16 February 2013

QUESTION : SHOULD I USE A DNA TEST TO PROVE I FOUND MY BIRTH PARENTS?

Q:  Dear Ancestry Worship Genealogy,

After years of genealogy research, and using some public information databases,  I think I've located the couple who could be my birth parents in another city several hundred miles from where I live.  The husband and wife are very old if alive, which I think they are, and it looks like they gave me up and went on to have more children who they kept.  I'm wondering about my genetic heritage.  Maybe I'm the result of an affair?  I want to write them a letter telling them why I think this may be and suggest DNA tests.  Any opinion?   Louise

A:  Dear Louise,

I believe that any genealogy research leading to birth parents should be checked with DNA testing.  It's available, accurate, and the prices have come down a lot.  Why not be extra sure? 

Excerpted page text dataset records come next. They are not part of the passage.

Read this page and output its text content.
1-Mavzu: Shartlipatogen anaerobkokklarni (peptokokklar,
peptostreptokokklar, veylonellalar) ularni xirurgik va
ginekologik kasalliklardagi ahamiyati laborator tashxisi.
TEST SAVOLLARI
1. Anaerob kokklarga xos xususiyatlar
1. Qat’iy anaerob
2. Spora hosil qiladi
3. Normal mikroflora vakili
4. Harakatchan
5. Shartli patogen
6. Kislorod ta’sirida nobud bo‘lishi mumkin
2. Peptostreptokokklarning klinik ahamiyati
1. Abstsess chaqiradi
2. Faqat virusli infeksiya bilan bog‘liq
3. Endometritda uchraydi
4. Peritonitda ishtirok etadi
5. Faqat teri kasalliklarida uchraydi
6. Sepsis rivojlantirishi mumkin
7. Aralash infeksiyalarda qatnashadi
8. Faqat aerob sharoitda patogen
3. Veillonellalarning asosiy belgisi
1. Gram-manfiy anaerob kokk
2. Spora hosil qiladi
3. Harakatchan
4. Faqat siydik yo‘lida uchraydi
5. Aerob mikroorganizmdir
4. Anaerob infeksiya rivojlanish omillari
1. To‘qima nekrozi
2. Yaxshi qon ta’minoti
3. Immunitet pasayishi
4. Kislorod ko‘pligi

One thing I warn against is doing these tests through the mail.  Someone - a lab tech or doctor - should be taking the sample and have good proof of ID.  Though the mail a person can send someone else's swab.

Ideally you should work with one company that can take your test in your city and your possible parents tests in their city, in each case providing an ID. 

I think you should first approach the question of birth parentage through a letter, presenting your genealogy research, and being honest about the public databases you used.  You must be sure that these people do not get the impression you're some nut whose invading their privacy, lying, or trying to ID theft them.  I would also send a recent picture of yourself.

You may find that there is an admission of parentage without the test first but many many years have gone by, and these people may have made their peace with themselves about giving a baby up.

I have a fellow genealogist friend who specializes in finding birth parents and he tells me that in one case in maybe 50, the DNA did not check out with his research.  He said that people who deny parenthood seem to remember things differently once the DNA tests have been done.  He's had more luck with siblings than the parents themselves becoming open and talking about what happened way back when.

In one situation I was presented with, a child called a birth father on the phone with her birth mother on another line and said this man was her father.  He had not heard from these people in over 20 eyars and could have been located.  He had no idea he was a father.  When DNA testing was suggested, at my urging, they backed off and were never heard from again.  He was ready to embrace a child even in his old age but was miffed and hurt.  So I suggest that when you introduce the idea of a DNA test you present it as just wanting to be sure.

Another thing I'm warning about, because it's been in the news lately that DNA databases are being used for wrong reasons.  BE SURE THAT THE SERVICE YOU USE IS NOT GOING TO POST THE RESULTS ON ANY DATABASE.  You are paying them to test for a private reason.  This is not the same as testing to be connected to possible living DNA matches for family history/genealogy reasons.  Sadly it's been in the news that trusting people who allowed this matching service now have their personal DNA being used by unathorized people for other reasons.